We took a lot of walks during the years we spent together, traversing everything from college campuses to crowded airports. In your spare time, you chased lizards, rifled trash cans, discovered how to pry the lid off a container of dog treats, and insisted that however much room you had to yourself, the best place to sleep was on my feet. You loved wishbone chew toys, having your ears scratched, and licking babies’ fingers; you feared absolutely nothing—the single exception being inflatable snowmen, for reasons that none of us have ever satisfactorily understood. You graduated college with me, yawned your way through my Master’s degree, and when I embarked on my first semester of teaching, you were everyone’s favorite student. You even saw me through the first two years of earning a PhD before you decided you’d had more than enough school than any dog should have to endure.

It seemed fitting that the last journey we took together was the plane ride back to New York, to the very same spot where we first met. As the moment of separation approached, I wished, not for the first time, that God had seen fit to give dogs the capacity for speech. How was I going to explain to you that when I kissed your nose and said goodbye, it would be for the last time? I was returning to the Foundation to train with a second dog, and while I knew rationally that I would come to love your successor as much as I loved you, handing your leash off to my uncle, who’d generously offered you a retirement home with his family, felt like detaching a piece of my heart. When my uncle walked back out to the car to take you to his home—your new home—would you wonder where I was?

Even as, hours later, my lap and heart made room for a new friend, I wondered about you. Were you looking for me? Would you be happy? I stopped worrying when my uncle called to tell me that the first thing you did when you arrived at your new home was jump on the couch and knock over the Emmy Award statuette my uncle had received for his graphics work for NBC during the 1992 Olympic Games. I was mortified; you shrugged it off with one dismissive tail-wag. The fact that they kept you after that is a true testament to how easily people fell in love with you. I’d spend the next six years receiving regular bulletins from my family about your adventures in retirement, which consisted primarily of indulging in the forbidden fruits of a working dog: sleeping on furniture, feasting on table scraps, and being generally lazy. True to your nature, however, you continued to live a life of service to others, devoting yourself to the business of loving your family with the dedication of one who takes pride in having a job to do, even if that job was as simple as being there with a wet tongue and a wagging tail at the end of a long day. You approached life with a Zen-like calm that I always envied and never mastered. You left indelible pawprints on the world and the hearts of everyone whose hand you licked.

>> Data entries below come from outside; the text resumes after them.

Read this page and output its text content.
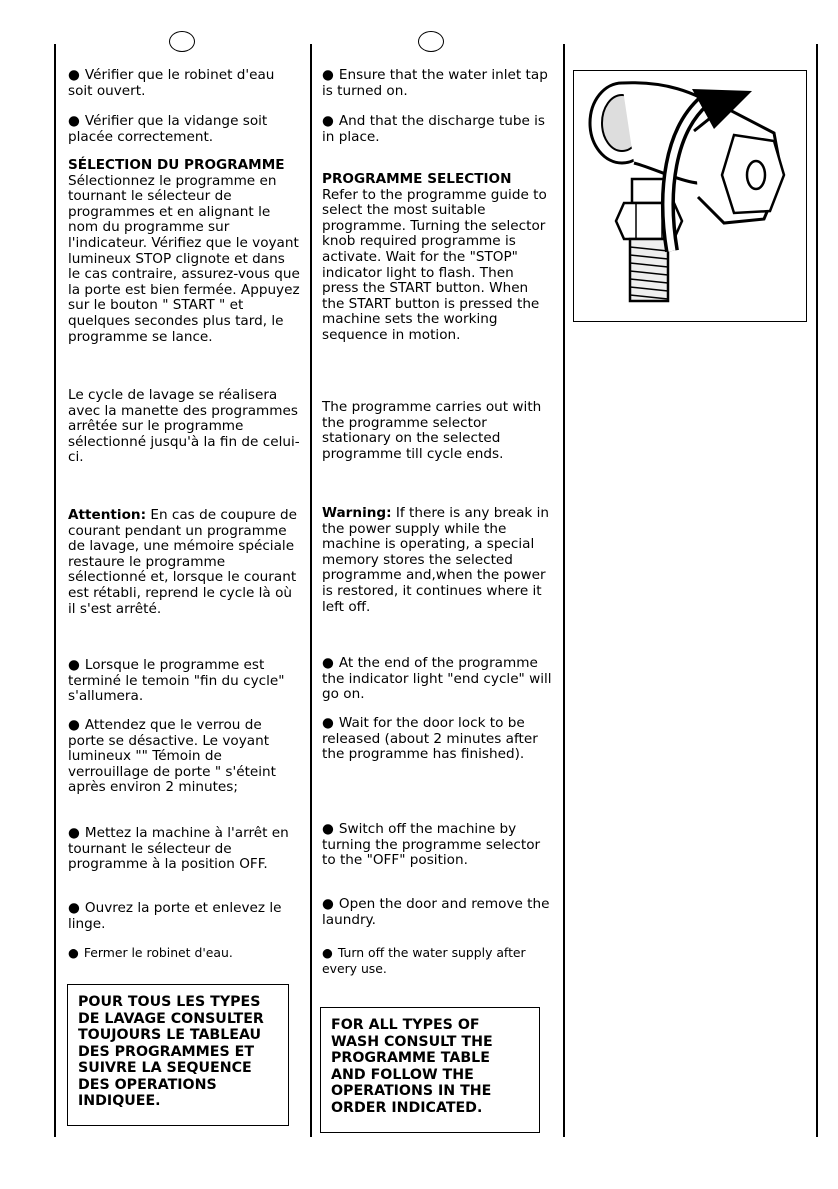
● Vérifier que le robinet d'eau soit ouvert.

● Vérifier que la vidange soit placée correctement.

SÉLECTION DU PROGRAMME

Sélectionnez le programme en tournant le sélecteur de programmes et en alignant le nom du programme sur l'indicateur. Vérifiez que le voyant lumineux STOP clignote et dans le cas contraire, assurez-vous que la porte est bien fermée. Appuyez sur le bouton " START " et quelques secondes plus tard, le programme se lance.

Le cycle de lavage se réalisera avec la manette des programmes arrêtée sur le programme sélectionné jusqu'à la fin de celui-ci.

Attention: En cas de coupure de courant pendant un programme de lavage, une mémoire spéciale restaure le programme sélectionné et, lorsque le courant est rétabli, reprend le cycle là où il s'est arrêté.

● Lorsque le programme est terminé le temoin "fin du cycle" s'allumera.

● Attendez que le verrou de porte se désactive. Le voyant lumineux "" Témoin de verrouillage de porte " s'éteint après environ 2 minutes;

● Mettez la machine à l'arrêt en tournant le sélecteur de programme à la position OFF.

● Ouvrez la porte et enlevez le linge.

● Fermer le robinet d'eau.

POUR TOUS LES TYPES DE LAVAGE CONSULTER TOUJOURS LE TABLEAU DES PROGRAMMES ET SUIVRE LA SEQUENCE DES OPERATIONS INDIQUEE.

● Ensure that the water inlet tap is turned on.

● And that the discharge tube is in place.

PROGRAMME SELECTION

Refer to the programme guide to select the most suitable programme. Turning the selector knob required programme is activate. Wait for the "STOP" indicator light to flash. Then press the START button. When the START button is pressed the machine sets the working sequence in motion.

The programme carries out with the programme selector stationary on the selected programme till cycle ends.

Warning: If there is any break in the power supply while the machine is operating, a special memory stores the selected programme and,when the power is restored, it continues where it left off.

● At the end of the programme the indicator light "end cycle" will go on.

● Wait for the door lock to be released (about 2 minutes after the programme has finished).

● Switch off the machine by turning the programme selector to the "OFF" position.

● Open the door and remove the laundry.

● Turn off the water supply after every use.

FOR ALL TYPES OF WASH CONSULT THE PROGRAMME TABLE AND FOLLOW THE OPERATIONS IN THE ORDER INDICATED.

When, several weeks ago, it came time for you to leave us, you made your exit as you did all things—in your way, on your terms. Under no circumstances would you forgo your last bowl of kibble; the journey across the Rainbow Bridge was long, after all, and you needed sustenance. I laughed when I learned that, on arriving at the vet for the last time, you wouldn’t settle until you’d shoved your head into a box of blankets for one last, great sniff, and finally, when you were ready, you lay down. I wasn’t surprised to be told that the last look in your philosophical brown eyes was one of all-knowing peace: “I was given a job, I did what I came here to do, and now it’s time for me to leave.”

Some religious doctrine tells us that dogs have no afterlife because they have no souls, but a dog is the absolute embodiment of unconditional love, and what is the soul if not a reflection of God’s love? You were formed for a purpose by the Creator of all things, and I can do no less than believe that when your soul crossed that rainbow bridge, the Creator was there to greet you with a much-deserved pat for a job well done. May you have endless space to run, your wishbones have eternal flavor, your ears be always scratched, and your tail wag eternally.